STERLING has fallen to a historic 37 year low against the dollar and a recent low against the Euro this week, after the UK government, headed by new prime minister, Liz Truss, and her chancellor, Kwasi Kwarteng, introduced a “mini-budget” that has sent financial markets into turmoil.
On Monday evening, the government was struggling to prevent total loss of confidence in its economic strategy, after the Bank of England declined the idea of an emergency interest rate hike to protect Sterling.
When the Bank of England said it would wait until November to “see what happened”, this prompted fresh selling of Sterling, with financial markets spooked by the turn of events.
The Bank of England had already increased the interest rate by half a percentage point last Thursday and is nervous about the impact of further rises on a delicate economy.
Meanwhile, some UK mortgage lenders, including Halifax, have temporarily withdrawn their products for new borrowers, amongst fears that the rate will increase.

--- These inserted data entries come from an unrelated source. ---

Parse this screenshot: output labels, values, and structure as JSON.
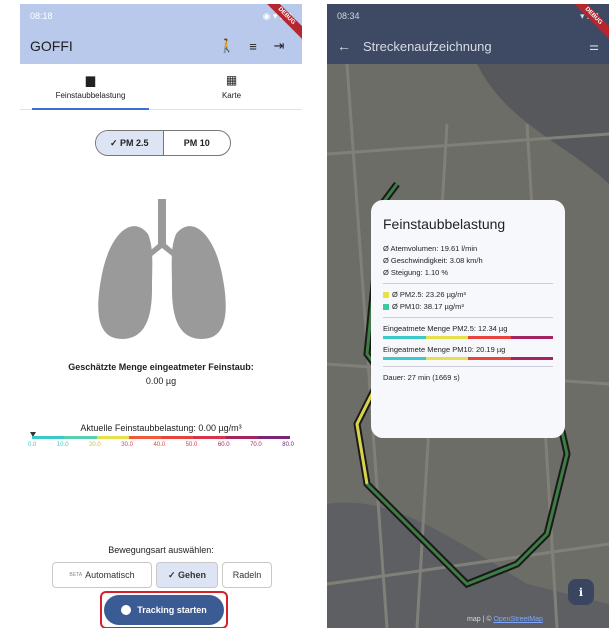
{
  "left": {
    "status_time": "08:18",
    "title": "GOFFI",
    "tabs": [
      {
        "label": "Feinstaubbelastung",
        "icon": "chart-icon"
      },
      {
        "label": "Karte",
        "icon": "map-icon"
      }
    ],
    "pm_toggle": {
      "pm25": "PM 2.5",
      "pm10": "PM 10"
    },
    "estimated": {
      "label": "Geschätzte Menge eingeatmeter Feinstaub:",
      "value": "0.00 µg"
    },
    "current": {
      "label": "Aktuelle Feinstaubbelastung: 0.00 µg/m³"
    },
    "scale_ticks": [
      "0.0",
      "10.0",
      "20.0",
      "30.0",
      "40.0",
      "50.0",
      "60.0",
      "70.0",
      "80.0"
    ],
    "movement": {
      "label": "Bewegungsart auswählen:",
      "beta": "BETA",
      "auto": "Automatisch",
      "walk": "Gehen",
      "bike": "Radeln"
    },
    "track_button": "Tracking starten"
  },
  "right": {
    "status_time": "08:34",
    "title": "Streckenaufzeichnung",
    "card": {
      "title": "Feinstaubbelastung",
      "lines": [
        "Ø Atemvolumen: 19.61 l/min",
        "Ø Geschwindigkeit: 3.08 km/h",
        "Ø Steigung: 1.10 %"
      ],
      "pm25": "Ø PM2.5: 23.26 µg/m³",
      "pm10": "Ø PM10: 38.17 µg/m³",
      "inhaled_pm25": "Eingeatmete Menge PM2.5: 12.34 µg",
      "inhaled_pm10": "Eingeatmete Menge PM10: 20.19 µg",
      "duration": "Dauer: 27 min (1669 s)"
    },
    "attribution": "map | ©",
    "attribution_link": "OpenStreetMap"
  },
  "debug_label": "DEBUG",
  "colors": {
    "appbar_left": "#b8c9ec",
    "appbar_right": "#3e4a63",
    "primary": "#3b5b94",
    "highlight_red": "#d7202a",
    "route": "#1a1a1a"
  }
}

While the Pound to Euro exchange rate was 1.177 exactly a month ago, it now stands at 1.118. The Pound to Dollar has fallen from 1.173 to 1.08 today, after hitting its historic low of 1.04 this week.

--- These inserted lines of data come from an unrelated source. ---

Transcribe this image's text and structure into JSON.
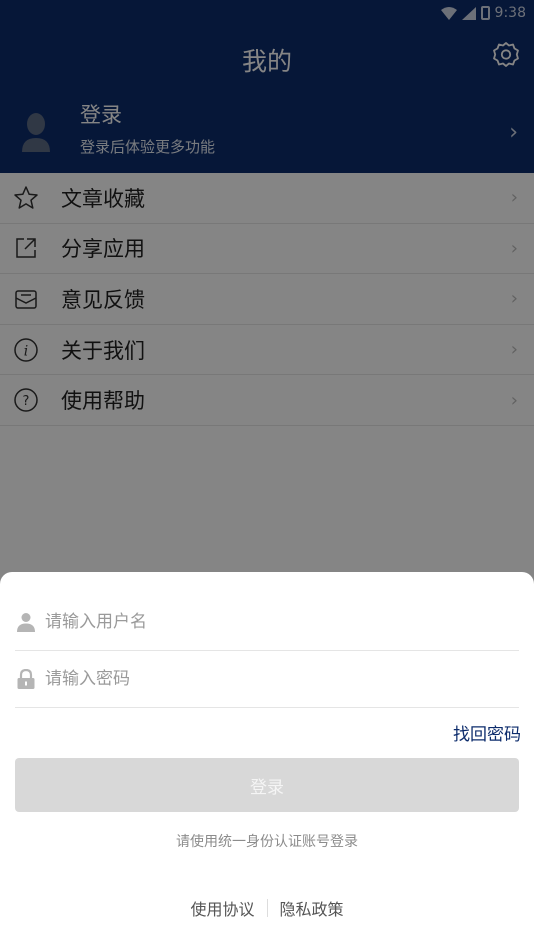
{
  "status_bar": {
    "time": "9:38"
  },
  "header": {
    "title": "我的",
    "settings_icon": "gear-icon",
    "profile": {
      "name": "登录",
      "subtitle": "登录后体验更多功能",
      "chevron": "›"
    }
  },
  "menu": {
    "items": [
      {
        "label": "文章收藏",
        "icon": "star-icon"
      },
      {
        "label": "分享应用",
        "icon": "share-icon"
      },
      {
        "label": "意见反馈",
        "icon": "feedback-icon"
      },
      {
        "label": "关于我们",
        "icon": "info-icon"
      },
      {
        "label": "使用帮助",
        "icon": "help-icon"
      }
    ],
    "chevron": "›"
  },
  "login_sheet": {
    "username_placeholder": "请输入用户名",
    "password_placeholder": "请输入密码",
    "forgot_password": "找回密码",
    "login_button": "登录",
    "hint": "请使用统一身份认证账号登录",
    "links": {
      "terms": "使用协议",
      "privacy": "隐私政策"
    }
  },
  "colors": {
    "primary": "#0d2c6c",
    "overlay": "rgba(0,0,0,0.48)",
    "button_disabled": "#d8d8d8"
  }
}
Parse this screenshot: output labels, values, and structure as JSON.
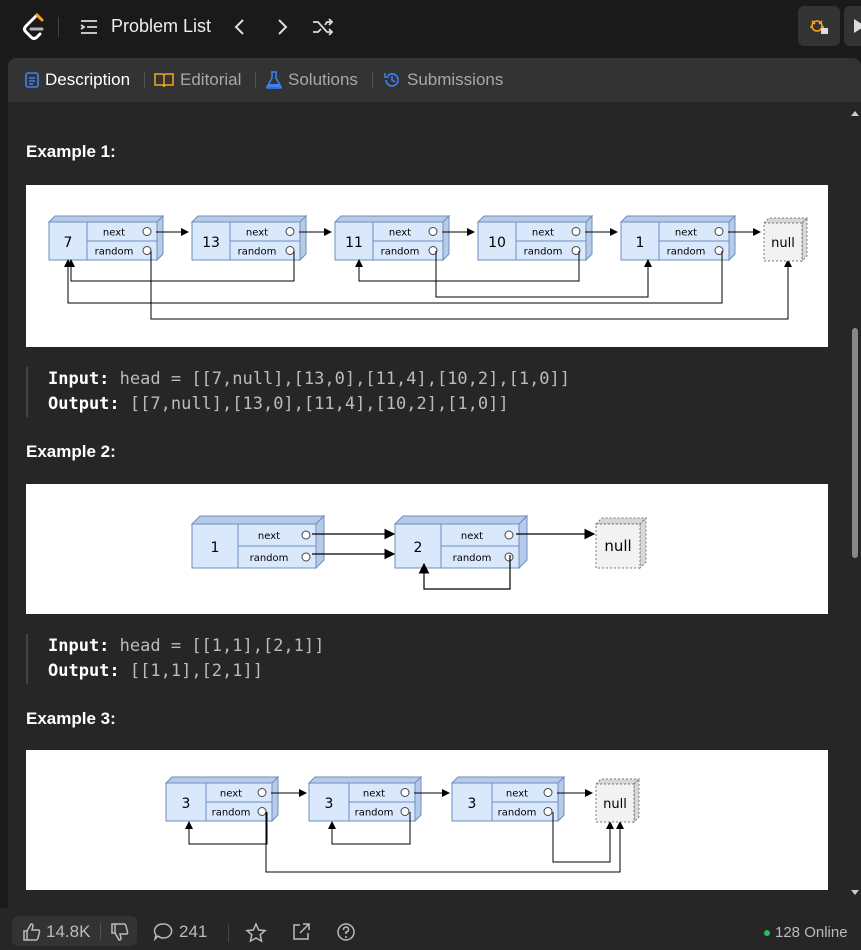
{
  "header": {
    "problem_list_label": "Problem List",
    "icons": [
      "leetcode-logo",
      "list-icon",
      "chevron-left-icon",
      "chevron-right-icon",
      "shuffle-icon",
      "debug-icon",
      "play-icon"
    ]
  },
  "tabs": [
    {
      "label": "Description",
      "icon": "document-icon",
      "active": true,
      "color": "#3b82f6"
    },
    {
      "label": "Editorial",
      "icon": "book-icon",
      "active": false,
      "color": "#f5a623"
    },
    {
      "label": "Solutions",
      "icon": "flask-icon",
      "active": false,
      "color": "#3b82f6"
    },
    {
      "label": "Submissions",
      "icon": "history-icon",
      "active": false,
      "color": "#3b82f6"
    }
  ],
  "examples": [
    {
      "title": "Example 1:",
      "input_label": "Input:",
      "input_value": "head = [[7,null],[13,0],[11,4],[10,2],[1,0]]",
      "output_label": "Output:",
      "output_value": "[[7,null],[13,0],[11,4],[10,2],[1,0]]",
      "nodes": [
        "7",
        "13",
        "11",
        "10",
        "1"
      ]
    },
    {
      "title": "Example 2:",
      "input_label": "Input:",
      "input_value": "head = [[1,1],[2,1]]",
      "output_label": "Output:",
      "output_value": "[[1,1],[2,1]]",
      "nodes": [
        "1",
        "2"
      ]
    },
    {
      "title": "Example 3:",
      "nodes": [
        "3",
        "3",
        "3"
      ]
    }
  ],
  "diagram_labels": {
    "next": "next",
    "random": "random",
    "null": "null"
  },
  "footer": {
    "likes": "14.8K",
    "comments": "241",
    "online": "128 Online",
    "online_color": "#2cbb5d"
  }
}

The mini budget – introduced last Friday by new chancellor of the exchequer, Kwasi Kwarteng – promised tax cuts, funded by borrowing, with the idea that the benefits might “trickle down” to the poorest in society. It is being described as “high risk” and “for the rich” by critics, including members of Kwarteng’s own Tory cabinet, as well as economic think tanks.
Letters of no-confidence have already been submitted to the 1822 Committee about Liz Truss, who is freshly in office as prime minister.

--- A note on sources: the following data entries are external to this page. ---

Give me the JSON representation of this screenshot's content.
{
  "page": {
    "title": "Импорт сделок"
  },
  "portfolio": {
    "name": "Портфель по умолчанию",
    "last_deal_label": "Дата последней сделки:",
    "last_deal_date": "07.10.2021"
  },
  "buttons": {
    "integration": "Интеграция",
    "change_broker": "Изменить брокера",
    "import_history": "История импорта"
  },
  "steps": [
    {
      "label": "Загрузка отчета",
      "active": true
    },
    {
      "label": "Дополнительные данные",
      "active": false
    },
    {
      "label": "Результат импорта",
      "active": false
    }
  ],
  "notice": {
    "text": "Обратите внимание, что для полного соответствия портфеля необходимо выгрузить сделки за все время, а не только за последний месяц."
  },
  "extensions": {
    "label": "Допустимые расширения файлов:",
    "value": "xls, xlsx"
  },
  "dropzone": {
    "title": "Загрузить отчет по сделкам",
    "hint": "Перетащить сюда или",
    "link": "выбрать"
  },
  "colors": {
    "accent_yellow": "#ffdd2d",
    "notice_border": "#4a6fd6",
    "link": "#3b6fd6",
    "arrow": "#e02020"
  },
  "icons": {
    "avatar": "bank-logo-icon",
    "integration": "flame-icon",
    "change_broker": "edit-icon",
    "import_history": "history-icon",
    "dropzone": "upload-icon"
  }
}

The sudden plummet in Sterling is affecting some expats, who were taken by surprise by the currency movements.
A reader based in the UK, who does not wish to be named, told us: “I’m due to complete on a property purchase in Andalusia in mid-October. I’ve already paid the deposit but, with the Pound taking a big hit, I’m not sure I’ll be able to complete the purchase, as the price is now several thousand more in Sterling terms.”
A British expat in Granada, who works as a high-end web designer, and pays tax in Spain, said: “Since Brexit, I’m 1,000e a month worse off, with the exchange rate. Thanks for that, Tories!”